Genome instability suppressing (GIS) genes play an important role in correcting DNA damage involving the improper copying or reshuffling of large sections of chromosomes. Called gross chromosomal rearrangements, or GCRs, these structural errors can disrupt gene order or even result in an abnormal number of chromosomes.
"Mutated GIS genes have long been suspected of playing a role in the development of many types of cancers, but identifying them has been difficult due in large part to a lack of comprehensive GCR tests, or assays, in mammalian systems," said one of the first authors of the study.
In the journal Nature Communications, researchers describe a novel two-pronged approach that combines methods from genetics and bioinformatics to identify GIS genes -- first in yeast and then in humans.
In the first step, the scientists used assays and technologies to screen thousands of mutant yeast strains for genes that suppress GCRs. They identified 182 GIS genes, 98 of which had not been described before. The team also uncovered more than 400 previously unknown cooperating Genome Instability Suppressing genes (cGIS) genes, which only affect genome stability when combined with other mutations. "Before our experiment, only a few dozen cGIS genes were known. Now we know of hundreds," said the author.
To determine how many of the yeast GIS genes had human counterparts implicated in cancers, the researchers searched The Cancer Genome Atlas (TCGA)--a compilation of genomic data from thousands of patients -- for such human gene homologues.

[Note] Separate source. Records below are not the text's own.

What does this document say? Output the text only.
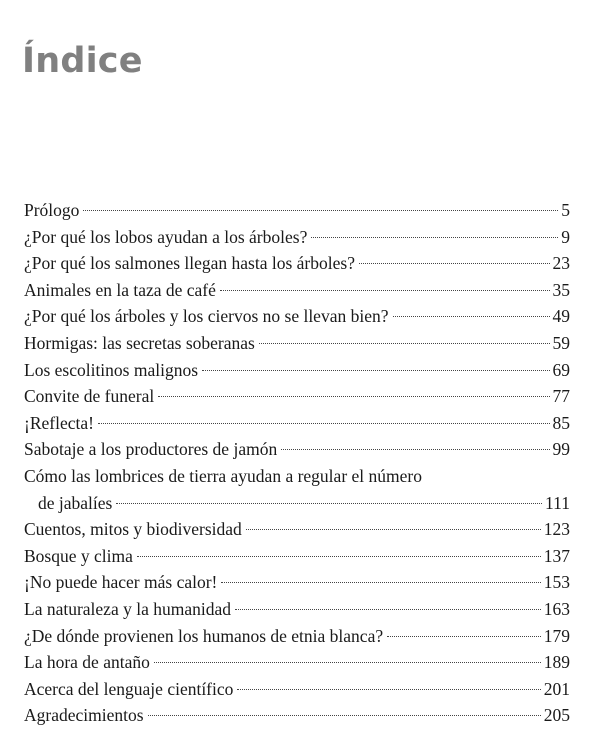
Índice
Prólogo	5
¿Por qué los lobos ayudan a los árboles?	9
¿Por qué los salmones llegan hasta los árboles?	23
Animales en la taza de café	35
¿Por qué los árboles y los ciervos no se llevan bien?	49
Hormigas: las secretas soberanas	59
Los escolitinos malignos	69
Convite de funeral	77
¡Reflecta!	85
Sabotaje a los productores de jamón	99
Cómo las lombrices de tierra ayudan a regular el número
de jabalíes	111
Cuentos, mitos y biodiversidad	123
Bosque y clima	137
¡No puede hacer más calor!	153
La naturaleza y la humanidad	163
¿De dónde provienen los humanos de etnia blanca?	179
La hora de antaño	189
Acerca del lenguaje científico	201
Agradecimientos	205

They also supplemented their candidate list with human genes that are not found in yeast but that participate in the same pathways and protein complexes as the yeast GIS genes. "We didn't want to just look for the human equivalent of yeast GIS genes because there are human GIS genes that don't have yeast homologs," author said.
Three cancers in the TCGA were selected for screening: ovarian cancer, colorectal cancer and acute myeloid leukemia. The scientists hypothesized that a greater number of GIS gene defects should be implicated in ovarian cancer and colorectal cancer because these two cancers tend to involve numerous large-scale rearrangements of the genome. Leukemia served as an important control because it is a cancer with little genome instability, and thus should not involve any GIS gene defects.
As expected, the team found that 93% of ovarian cancers and 66% of colorectal cancers had genetic defects affecting one or more of the predicted GIS genes, whereas acute myeloid leukemia did not appear to have defects involving GIS genes.
The researchers are already screening more than a dozen other human cancers in the TCGA for GIS gene defects. "Understanding this process allows us to think more about how carcinogenesis proceeds and it might give us insights into defects that could be therapeutically actionable in the future," said the author.